Dopo il premiatissimo e acclamatissimo Zero Dark Thirty, Kathryn Bigelow, una delle poche registe donne contemporanee che vanta una solida posizione nel panorama cinematografico internazionale, torna alla regia con Detroit, un’altra pagina durissima nei confronti di quell’America dai mille volti e sempre tanto, troppo controversa. La sua regia muscolare e d’impatto, precisa e dinamica, è ancora una volta al servizio di una sceneggiatura (scritta insieme all’ormai fedele Mark Boal) che macina con forza dirompente il ‘sentimento’ di questa sanguinaria e brutale vicenda ispirata a fatti reali. Tracciando nella finestra di raccordo quel filo di contestualizzazione lungo il quale la storia si sviluppa,  la Bigelow prende però subito di petto anche il cuore nevralgico della sua storia, ovvero le ore interminabili di torture ai danni di un gruppo di ragazzi come tanti (due esponenti di una band nascente, un operaio, alcuni amici di colore residenti nel Motel, due ragazze bianche in vena di svago). La violenza reale e psicologica perpetrata ai danni di un gruppetto di indifesi diventa dunque il tavolo di battaglia sul quale Detroit gioca le sue armi migliori, seguendo con una regia presente e ficcante, veloce e puntuale la linea di sangue e terrore che sconfinerà da quelle mura per riversarsi poi nelle strade, nella società, in un devastante quadro di umanità ‘interrotta’.

Quasi come un pugile esperto su un ring difficile, la regista americana sferra colpi al volto e allo stomaco dello spettatore, rendendolo suo malgrado partecipe tanto  dello status di vittima quanto di quello di carnefice.

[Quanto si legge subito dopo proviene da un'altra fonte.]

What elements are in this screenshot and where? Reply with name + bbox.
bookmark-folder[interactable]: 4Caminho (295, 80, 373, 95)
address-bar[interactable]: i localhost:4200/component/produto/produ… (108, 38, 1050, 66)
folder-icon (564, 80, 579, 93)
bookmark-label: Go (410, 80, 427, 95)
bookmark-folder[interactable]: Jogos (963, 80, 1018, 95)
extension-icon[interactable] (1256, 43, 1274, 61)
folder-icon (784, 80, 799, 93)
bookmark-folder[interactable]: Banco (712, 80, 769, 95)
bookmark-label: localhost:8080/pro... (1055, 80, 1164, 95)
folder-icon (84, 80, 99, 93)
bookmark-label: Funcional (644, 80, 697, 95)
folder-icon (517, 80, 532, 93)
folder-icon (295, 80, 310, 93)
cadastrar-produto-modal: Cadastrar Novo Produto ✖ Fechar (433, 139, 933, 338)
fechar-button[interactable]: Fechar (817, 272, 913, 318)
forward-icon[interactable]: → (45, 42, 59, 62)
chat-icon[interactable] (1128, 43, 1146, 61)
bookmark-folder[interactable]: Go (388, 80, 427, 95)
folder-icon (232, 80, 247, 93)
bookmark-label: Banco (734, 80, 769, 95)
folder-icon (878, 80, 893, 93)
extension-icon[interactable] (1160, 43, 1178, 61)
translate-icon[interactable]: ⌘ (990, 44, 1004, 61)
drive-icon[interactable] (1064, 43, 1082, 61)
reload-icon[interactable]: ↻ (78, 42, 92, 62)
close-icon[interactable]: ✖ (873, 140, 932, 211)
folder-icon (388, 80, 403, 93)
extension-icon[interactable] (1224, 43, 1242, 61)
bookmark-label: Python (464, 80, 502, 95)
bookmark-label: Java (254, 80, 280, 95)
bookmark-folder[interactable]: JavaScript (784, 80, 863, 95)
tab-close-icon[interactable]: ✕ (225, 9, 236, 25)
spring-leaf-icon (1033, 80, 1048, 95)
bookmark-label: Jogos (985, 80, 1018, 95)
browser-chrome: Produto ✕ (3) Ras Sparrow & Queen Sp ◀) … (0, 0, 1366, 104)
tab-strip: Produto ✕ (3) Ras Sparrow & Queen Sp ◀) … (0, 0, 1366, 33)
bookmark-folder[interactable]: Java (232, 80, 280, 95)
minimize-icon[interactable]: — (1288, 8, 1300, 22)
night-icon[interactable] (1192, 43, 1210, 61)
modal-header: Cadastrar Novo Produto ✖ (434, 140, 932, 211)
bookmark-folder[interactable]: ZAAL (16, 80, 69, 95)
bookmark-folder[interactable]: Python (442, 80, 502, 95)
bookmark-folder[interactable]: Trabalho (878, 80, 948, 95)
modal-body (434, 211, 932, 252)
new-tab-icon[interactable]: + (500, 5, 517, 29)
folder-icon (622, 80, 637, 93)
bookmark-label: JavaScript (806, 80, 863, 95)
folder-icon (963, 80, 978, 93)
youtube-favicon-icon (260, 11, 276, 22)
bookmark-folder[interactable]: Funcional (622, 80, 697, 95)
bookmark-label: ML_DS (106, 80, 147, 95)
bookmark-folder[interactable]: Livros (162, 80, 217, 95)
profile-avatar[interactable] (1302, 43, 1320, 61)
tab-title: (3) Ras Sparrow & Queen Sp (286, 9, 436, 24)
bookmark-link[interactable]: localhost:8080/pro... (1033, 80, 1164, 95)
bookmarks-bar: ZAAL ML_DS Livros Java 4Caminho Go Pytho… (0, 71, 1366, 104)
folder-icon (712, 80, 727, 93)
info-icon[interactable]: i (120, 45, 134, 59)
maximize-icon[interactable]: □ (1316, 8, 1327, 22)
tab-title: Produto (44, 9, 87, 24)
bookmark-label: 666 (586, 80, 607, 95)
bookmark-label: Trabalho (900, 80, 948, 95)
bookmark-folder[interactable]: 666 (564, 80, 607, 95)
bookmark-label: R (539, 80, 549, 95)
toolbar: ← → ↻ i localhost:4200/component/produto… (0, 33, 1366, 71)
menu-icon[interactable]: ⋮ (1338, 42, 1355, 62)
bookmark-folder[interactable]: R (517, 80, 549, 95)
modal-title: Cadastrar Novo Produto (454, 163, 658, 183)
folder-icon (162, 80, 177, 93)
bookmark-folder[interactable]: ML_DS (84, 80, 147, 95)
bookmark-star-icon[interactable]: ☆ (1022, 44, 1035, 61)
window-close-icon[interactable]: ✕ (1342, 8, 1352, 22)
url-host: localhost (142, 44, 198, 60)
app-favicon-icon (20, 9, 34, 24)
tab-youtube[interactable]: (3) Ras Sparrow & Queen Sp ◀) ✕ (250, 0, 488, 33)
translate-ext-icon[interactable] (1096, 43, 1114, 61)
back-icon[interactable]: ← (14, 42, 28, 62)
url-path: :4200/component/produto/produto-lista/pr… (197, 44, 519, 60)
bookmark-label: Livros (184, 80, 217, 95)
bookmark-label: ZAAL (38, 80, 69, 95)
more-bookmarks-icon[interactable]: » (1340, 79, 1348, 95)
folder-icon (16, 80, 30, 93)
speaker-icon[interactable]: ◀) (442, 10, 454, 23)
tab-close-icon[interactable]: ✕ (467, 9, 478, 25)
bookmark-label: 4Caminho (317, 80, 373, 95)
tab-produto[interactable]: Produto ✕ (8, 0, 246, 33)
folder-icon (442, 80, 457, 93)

Violenze assestate e subite non sono infatti qualcosa a cui ci si può sottrarre perché il teatro di sangue delineato da Detroit diventa quasi subito ambiente di condivisione forzato e ineludibile. La Bigelow muta l’evento storico in horror claustrofobico senza perdere però il terreno della valenza reale e simbolica della storia, senza farsi sovrastare dal sensazionalismo, restando invece aggrappata a un linguaggio del ‘reale’ che sovrappone forma e contenuti, veicolando l’orrore vero e allegorico della storia. Toccante e destabilizzante, Detroit scava nelle due ore e passa di film il marcio di una società iniqua, lasciando lo spettatore inerme e partecipe dinanzi allo scempio di persone che brutalizzano e uccidono altre persone, in nome di una qualche ‘verità’, e armati fino ai denti di una palese vigliaccheria.

Se la regia e il montaggio non sbagliano una virgola, grande merito va anche a una sceneggiatura precisa e con una potente parte centrale, che si affianca ad un prologo ed un epilogo dove a fare da chiosa c’è lo sguardo umano più mortificante, quello del ragazzo di colore (Larry Reed) ansioso di affermarsi come musicista e lasciato, oltre il buio di quella notte, ad “annegare” nel proprio sogno. Il suo tramutarsi da giovane pieno di speranze a giovane/vecchio senza alcuna aspirazione e rifugio franco nel quale vivere, è il finale da ko, il tassello finale e chiarificatore di una violenza enorme e gratuita capace di spezzare per sempre le esistenze: tante, troppe, tanto reali quanto psicologiche. Un film di cui si sentirà parlare, tanto per le plurime qualità artistiche quanto per l’altissimo valore dei contenuti.